Flamingos are among some of the most elegant and striking fauna on the planet. Their long necks, slender legs and the rich flourish of their pink colouring make them unique among the animal world. But why are they pink? Happy Ali looks beyond the plumage to find out…
There is nothing quite as striking as the spectacle of a vast flock of flamingos wading the shallow waters of their wetland habitat, a sea of pink on a lake of pale blue stretching to the horizon.
But why are these gorgeous creatures pink? The name flamingo originates from the Spanish and Portuguese languages and means ‘flame-coloured’. The name for the scientific genus of flamingos is pheonicopterus which comes from the Greek and means ‘blood red-feathered.’
But flamingos are coloured through a range of pink hues from a very pale pink so delicate that it almost appears white through to a plush orange-rose.
When born, Flamingo chicks are a dull grey. No clues there then. But as they grow, they ingest a huge amount of beta carotene from their food. So, as it turns out, the flamingos magnificent plumage is a direct result of what they eat.
Flamingos are wading birds – hence those longs legs – that live in shallow water habitats and feed on blue-green algae as well as shrimp, insects, crustaceans and molluscs. They stir up mud with their feet, flushing the food from the bottom and then dip their bills upside-down in the water to filter food. The pigment molecules in their food (carotenoids) add the pink-reddish colour to their feathers as they develop. Flamingos that feed primarily on blue-green algae are darker than those that get the pigment second-hand from crustaceans. In cases when flamingos are not able to consume their favoured carotene-rich food sources, they remain either white or grey.
Flamingos: Fun Facts
- There are six species of flamingo.
- Four live in the Americas and the Caribbean, while two live in Europe, Asia, and Africa.

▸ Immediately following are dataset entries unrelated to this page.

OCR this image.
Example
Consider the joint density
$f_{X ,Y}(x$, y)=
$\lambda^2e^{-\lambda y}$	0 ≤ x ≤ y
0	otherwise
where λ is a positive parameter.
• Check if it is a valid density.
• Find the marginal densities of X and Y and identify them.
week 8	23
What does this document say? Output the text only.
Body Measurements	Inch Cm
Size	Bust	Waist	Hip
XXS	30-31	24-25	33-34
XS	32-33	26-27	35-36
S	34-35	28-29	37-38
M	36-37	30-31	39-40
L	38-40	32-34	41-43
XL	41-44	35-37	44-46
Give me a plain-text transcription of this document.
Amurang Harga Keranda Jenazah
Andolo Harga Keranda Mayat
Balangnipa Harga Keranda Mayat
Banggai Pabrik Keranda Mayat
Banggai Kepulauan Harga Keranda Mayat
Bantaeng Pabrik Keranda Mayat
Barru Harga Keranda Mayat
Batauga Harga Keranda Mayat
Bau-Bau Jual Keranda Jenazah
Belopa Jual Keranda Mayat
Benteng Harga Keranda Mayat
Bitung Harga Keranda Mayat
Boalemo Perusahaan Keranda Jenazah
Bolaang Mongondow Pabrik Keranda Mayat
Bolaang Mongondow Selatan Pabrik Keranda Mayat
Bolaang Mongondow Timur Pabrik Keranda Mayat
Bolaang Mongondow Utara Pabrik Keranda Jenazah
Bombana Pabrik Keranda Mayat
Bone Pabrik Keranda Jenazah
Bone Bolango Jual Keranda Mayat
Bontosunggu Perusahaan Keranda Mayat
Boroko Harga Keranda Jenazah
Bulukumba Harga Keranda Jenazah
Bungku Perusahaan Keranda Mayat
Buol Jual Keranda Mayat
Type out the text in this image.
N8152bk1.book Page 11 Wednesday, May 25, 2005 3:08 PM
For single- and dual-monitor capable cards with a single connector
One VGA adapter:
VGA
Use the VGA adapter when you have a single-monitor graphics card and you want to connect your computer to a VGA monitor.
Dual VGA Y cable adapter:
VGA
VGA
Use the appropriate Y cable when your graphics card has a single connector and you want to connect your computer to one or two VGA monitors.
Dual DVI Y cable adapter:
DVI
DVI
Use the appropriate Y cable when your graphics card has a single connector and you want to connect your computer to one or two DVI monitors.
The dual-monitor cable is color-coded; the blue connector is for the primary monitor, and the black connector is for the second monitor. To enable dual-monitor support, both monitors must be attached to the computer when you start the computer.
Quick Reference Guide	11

- When flamingo chicks are about 14 days old, they congregate in groups or crèches, a protective measure that makes them less exposed to predators.
- The chick turns pink within the first 18 months and its beak curves as it grows up. Flamingos live between 20 and 30 years in the wild, but birds have been known to live much longer in captivity.
- One captive flamingo lived to 83.
- They are commonly known to stand on one leg and tuck their bill under a wing.
- Nobody knows exactly why they do this but some scientists believe that it may be a form of heat preservation.